Benji Anderson’s pigs roam bright green fields that cover much of the 48 acres on Anderson Farms in nearby Madison County. In one pasture, a full-grown, 300-pound sow idly grazes on grass. In another, younger pigs root in the dirt and occasionally saunter to a metal trough where they munch corn and soybean feed. Pigs are famously omnivorous, and these also eat nuts, vetch, even bugs.
What they don’t eat are antibiotics.
Antibiotics have been widely used to promote rapid weight gain in livestock since the 1950s, and in 2014, the FDA estimated that 62 percent of all antibiotics are sold for agricultural use. Consumers, however, are increasingly upset about this practice, and they’re using their purchasing power to protest.
The evidence is clear now that routinely dosing livestock with the same antibiotics doctors use to treat infections in people has contributed to the evolution of antibiotic-resistant bacteria. Each year, “22,000 people in the United States die today because the antibiotics didn’t work,” says Jonathan Kaplan.
Pushing to reduce the use of antibiotics as agricultural growth promoters is part of Kaplan’s job at the Natural Resources Defense Council, where he leads the food and agriculture program. Although his organization has had success galvanizing governmental bodies into revisiting antibiotic regulation, he says the main arbiter of change has been the consumer. Consumer demand for antibiotic-free chicken has driven Tyson, Perdue and other giant producers to change their practices, and more and more restaurants advertise drug-free birds. The pork industry, says Kaplan, is starting to feel that same pressure, but the transition away from antibiotics will be a struggle for industrial-scale hog farms.

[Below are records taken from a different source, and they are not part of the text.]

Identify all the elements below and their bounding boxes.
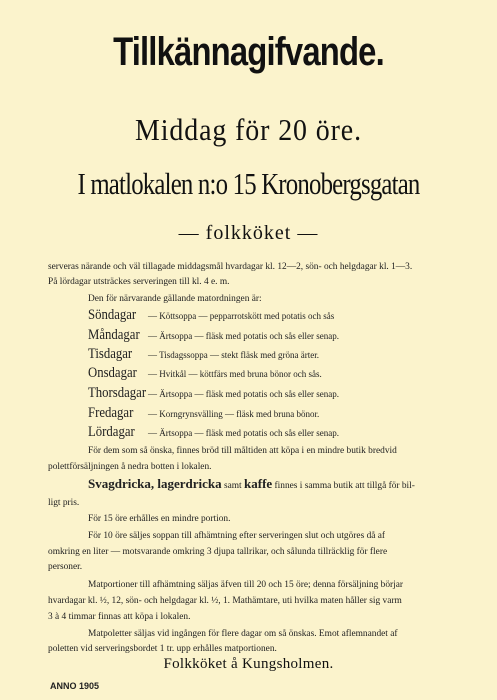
paragraph-drinks-2: ligt pris. <box>48 498 80 508</box>
menu-row <box>88 384 339 402</box>
drinks-bold: Svagdricka, lagerdricka <box>88 476 222 491</box>
menu-row <box>88 364 322 382</box>
menu-day: Lördagar <box>88 424 135 440</box>
paragraph-takeaway-3: 3 à 4 timmar finnas att köpa i lokalen. <box>48 612 191 622</box>
menu-row <box>88 423 339 441</box>
subtitle: — folkköket — <box>178 222 319 244</box>
menu-row <box>88 404 319 422</box>
paragraph-soup-2: omkring en liter — motsvarande omkring 3 djupa tallrikar, och sålunda tillräcklig för flere <box>48 547 388 557</box>
paragraph-tokens-1: Matpoletter säljas vid ingången för flere dagar om så önskas. Emot aflemnandet af <box>88 629 398 639</box>
paragraph-bread-1: För dem som så önska, finnes bröd till måltiden att köpa i en mindre butik bredvid <box>88 446 397 456</box>
menu-row <box>88 326 339 344</box>
menu-dish: — Köttsoppa — pepparrotskött med potatis och sås <box>148 311 335 321</box>
paragraph-bread-2: polettförsäljningen å nedra botten i lokalen. <box>48 462 212 472</box>
footer-signature: Folkköket å Kungsholmen. <box>163 656 334 672</box>
location-line: I matlokalen n:o 15 Kronobergsgatan <box>77 166 420 201</box>
menu-dish: — Ärtsoppa — fläsk med potatis och sås eller senap. <box>148 428 339 438</box>
paragraph-soup-3: personer. <box>48 562 83 572</box>
paragraph-small-portion: För 15 öre erhålles en mindre portion. <box>88 514 231 524</box>
menu-day: Tisdagar <box>88 346 133 362</box>
intro-line-3: Den för närvarande gällande matordningen är: <box>88 294 262 304</box>
menu-dish: — Ärtsoppa — fläsk med potatis och sås eller senap. <box>148 389 339 399</box>
paragraph-tokens-2: poletten vid serveringsbordet 1 tr. upp erhålles matportionen. <box>48 644 277 654</box>
intro-line-1: serveras närande och väl tillagade middagsmål hvardagar kl. 12—2, sön- och helgdagar kl. 1—3. <box>48 262 413 272</box>
paragraph-takeaway-1: Matportioner till afhämtning säljas äfven till 20 och 15 öre; denna försäljning börjar <box>88 580 404 590</box>
price-line: Middag för 20 öre. <box>135 112 362 147</box>
menu-day: Onsdagar <box>88 365 137 381</box>
menu-day: Måndagar <box>88 327 140 343</box>
menu-day: Fredagar <box>88 405 134 421</box>
menu-row <box>88 345 319 363</box>
drinks-rest: finnes i samma butik att tillgå för bil- <box>272 481 415 491</box>
year-label: ANNO 1905 <box>50 681 100 691</box>
menu-row <box>88 306 334 324</box>
menu-dish: — Hvitkål — köttfärs med bruna bönor och sås. <box>148 369 322 379</box>
intro-line-2: På lördagar utsträckes serveringen till kl. 4 e. m. <box>48 277 230 287</box>
poster-title: Tillkännagifvande. <box>113 30 384 74</box>
paragraph-soup-1: För 10 öre säljes soppan till afhämtning efter serveringen slut och utgöres då af <box>88 531 386 541</box>
paragraph-drinks-1 <box>88 478 415 492</box>
menu-dish: — Ärtsoppa — fläsk med potatis och sås eller senap. <box>148 331 339 341</box>
coffee-bold: kaffe <box>244 476 273 491</box>
menu-dish: — Korngrynsvälling — fläsk med bruna bönor. <box>148 409 320 419</box>
menu-day: Thorsdagar <box>88 385 147 401</box>
paragraph-takeaway-2: hvardagar kl. ½, 12, sön- och helgdagar kl. ½, 1. Mathämtare, uti hvilka maten håller sig varm <box>48 596 402 606</box>
menu-dish: — Tisdagssoppa — stekt fläsk med gröna ärter. <box>148 350 319 360</box>
menu-day: Söndagar <box>88 307 137 323</box>
drinks-conj: samt <box>221 481 245 491</box>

Georgia’s pork farmers won’t feel the pressure as keenly as a farmer in the Midwest, says Robert Dove, an animal scientist and swine-feed expert at UGA. “We don’t have a lot of disease issues or disease pressure because we don’t have a bunch of pigs all congregated together,” Dove says.
Compared to 11 million pigs in Iowa, Georgia has a scant 30,000. Many of the hog farms in the state are small, with fewer than 50 animals at any one time. Anderson Farms is not only small, but also raises pigs in pastures instead of confined in pens. Grazing pigs is a traditional method that represents only a tiny slice of today’s pork market.
Hogs raised this way are generally very healthy, and Anderson says he has a sick pig about twice a year. When this happens, he doesn’t hesitate to use an antibiotic if that is likely to help. But he never gives antibiotics to promote weight gain or growth, and he won’t sell any pig given antibiotics under the Anderson Farms label.
Disease, he says, is a far greater concern for a conventional hog farm where as many as 5,000 animals are confined on one acre. Hogs are “just like people,” Anderson says. “If lots of people are jammed in together, disease spreads.”
Most of the pork products Americans buy come from conventional, factory-style farms somewhere in the Midwest. Hogs are raised in barns with concrete floors to reduce exposure to disease-causing organisms. At the same time, they’re packed together to keep production costs low.
Antibiotics aren’t likely to disappear from pork production, says UGA’s Dove, but the industry is scaling back their use as growth stimulators. “From a growth-promoting standpoint, I think we’ll come very close,” Dove says. “We still have to use antibiotics to treat illness.”
New federal regulations that prohibit the use of medically important antibiotics as growth promoters go into effect on Jan. 1, 2017. Supposedly, these new Food and Drug Administration rules will ensure that antibiotics will only be used to treat disease. Kaplan isn’t confident that the FDA guidelines will have much impact, though. “A lot of the drugs that are approved by the FDA are approved for both growth promotion and disease prevention,” he cautions. In effect, producers can continue using the same drugs in the same doses—so long as they say the purpose is treating infection.
Anderson doesn’t believe antibiotic use is a given. “Of course hogs can be raised without antibiotics,” he says. Herds can be managed in ways that promote healthier pigs.
Anderson recognizes that his experience as a small-scale farmer doesn’t hold all the answers for the pork industry, but he hopes the larger farms can learn from throwback farms like his. “The pendulum seems to be starting to swing back for the hog industry,” he says. “So we need to keep that momentum going.”